Air Force One touched down at the Raleigh-Durham International Airport shortly before 11 a.m.
The President then went on a brief tour of WestStar Precision in Apex before addressing a big crowd at Reynolds Coliseum on the campus of North Carolina State University.
The White House said WestStar - a small manufacturing business - would benefit from the American Jobs Act Obama presented to Congress Monday.
The company's CEO introduced the President before his speech around 12:30 p.m.
Obama talked about his proposal to pay for the plan by raising taxes on big corporations and the wealthy, an idea that has not sat well with Republicans in Congress.
"We need to build an economy that lasts," he said. "If you love me, you gotta help me pass this bill."
Obama says the bill would put 19,000 construction workers in North Carolina back on the job. The administration hasn't released estimates of how many jobs the bill would create nationwide.
"If you want teachers back in the classroom, pass this bill ... If you want tax cuts for the middle class, pass this bill ...," Obama added.
In a statement sent out Wednesday, the National Republican Campaign Committee said Obama is just trying to sell his plan to "fund more wasteful stimulus spending."
The President would cover most of the cost of his jobs initiatives, nearly $400 billion, by limiting the itemized deductions wealthier people can take. He would get $40 billion by closing tax loopholes for oil and gas companies, $18 billion from imposing higher taxes on certain income from investment fund managers and $3 billion from changing how the tax code treats corporate jets.
Obama has run those ideas by Congress in the past and has gotten nowhere. So, the President hopes his fired up base will start calling Washington and push his idea.
NC State University alum and the Obama administration's first press secretary Robert Gibbs said the president's visit to North Carolina was no coincidence.
"North Carolina like in 2008 is going to be a hotly contested state," he said.
Obama won the state in 2008, but based on numbers from Democratic firm Public Policy Polling, the president would lose North Carolina if the election were held today. And unemployment's now at 10.1 percent statewide with layoffs slated for hundreds of workers here and across the country.
"Some of this is going to depend on the President hearing from people right here in North Carolina about how important it is to help build roads and bridges ... put people back to work," Gibbs said.

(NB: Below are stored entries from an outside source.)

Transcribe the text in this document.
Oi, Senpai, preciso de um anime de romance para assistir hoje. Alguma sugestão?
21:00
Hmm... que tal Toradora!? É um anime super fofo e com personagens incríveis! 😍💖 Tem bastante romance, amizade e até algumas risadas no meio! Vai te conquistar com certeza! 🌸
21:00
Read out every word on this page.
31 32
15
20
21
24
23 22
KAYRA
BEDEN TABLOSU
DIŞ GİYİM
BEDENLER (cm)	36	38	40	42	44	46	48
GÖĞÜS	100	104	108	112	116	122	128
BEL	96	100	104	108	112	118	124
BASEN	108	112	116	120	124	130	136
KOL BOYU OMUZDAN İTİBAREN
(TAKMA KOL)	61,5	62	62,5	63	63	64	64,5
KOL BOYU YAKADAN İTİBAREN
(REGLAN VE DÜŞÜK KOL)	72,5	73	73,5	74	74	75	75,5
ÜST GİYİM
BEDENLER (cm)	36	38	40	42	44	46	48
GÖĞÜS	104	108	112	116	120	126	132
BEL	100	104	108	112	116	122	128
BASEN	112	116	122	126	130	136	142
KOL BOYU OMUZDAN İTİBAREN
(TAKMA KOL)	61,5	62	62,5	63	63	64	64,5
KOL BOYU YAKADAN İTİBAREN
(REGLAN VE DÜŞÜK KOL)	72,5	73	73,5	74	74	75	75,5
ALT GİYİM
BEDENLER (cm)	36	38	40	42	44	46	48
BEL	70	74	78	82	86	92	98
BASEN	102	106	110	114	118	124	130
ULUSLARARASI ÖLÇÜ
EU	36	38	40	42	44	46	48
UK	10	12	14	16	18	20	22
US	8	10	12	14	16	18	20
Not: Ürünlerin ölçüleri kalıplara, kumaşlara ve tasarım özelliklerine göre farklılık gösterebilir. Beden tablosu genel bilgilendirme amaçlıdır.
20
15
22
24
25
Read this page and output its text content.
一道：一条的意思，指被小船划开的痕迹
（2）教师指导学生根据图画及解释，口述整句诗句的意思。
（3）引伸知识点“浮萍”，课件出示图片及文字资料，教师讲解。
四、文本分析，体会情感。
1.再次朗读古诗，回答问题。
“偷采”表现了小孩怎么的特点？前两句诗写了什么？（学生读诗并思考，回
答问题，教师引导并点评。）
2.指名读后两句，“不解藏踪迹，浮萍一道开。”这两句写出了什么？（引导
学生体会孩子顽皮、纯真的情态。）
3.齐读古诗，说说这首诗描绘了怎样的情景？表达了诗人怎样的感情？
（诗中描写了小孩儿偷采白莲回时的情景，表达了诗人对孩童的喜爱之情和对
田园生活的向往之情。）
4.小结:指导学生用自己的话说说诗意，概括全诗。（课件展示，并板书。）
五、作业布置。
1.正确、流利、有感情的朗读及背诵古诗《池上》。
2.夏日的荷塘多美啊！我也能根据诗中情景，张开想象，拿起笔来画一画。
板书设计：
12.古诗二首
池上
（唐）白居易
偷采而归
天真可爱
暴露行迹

Former Charlotte mayor Pat McCrory said Wednesday before Obama's speech that with North Carolina's unemployment rate well above the national average, he was anxious to hear what the President had to say.
"I'm very concerned about the mention of tax increases," he said. "That's exactly what our economy doesn't need right now - particularly in the energy sector. We need to implement an energy plan that will create jobs and produce more American energy - not stifle this productivity.
"But we can't rely on the federal government to pull us out of the economic ditch," McCrory added. "We must foster an economic environment in our state that allows small businesses to grow and create jobs and makes North Carolina a destination of choice for companies looking for a place to relocate."
Obama's speech in North Carolina was his third event to promote the jobs bill in as many days.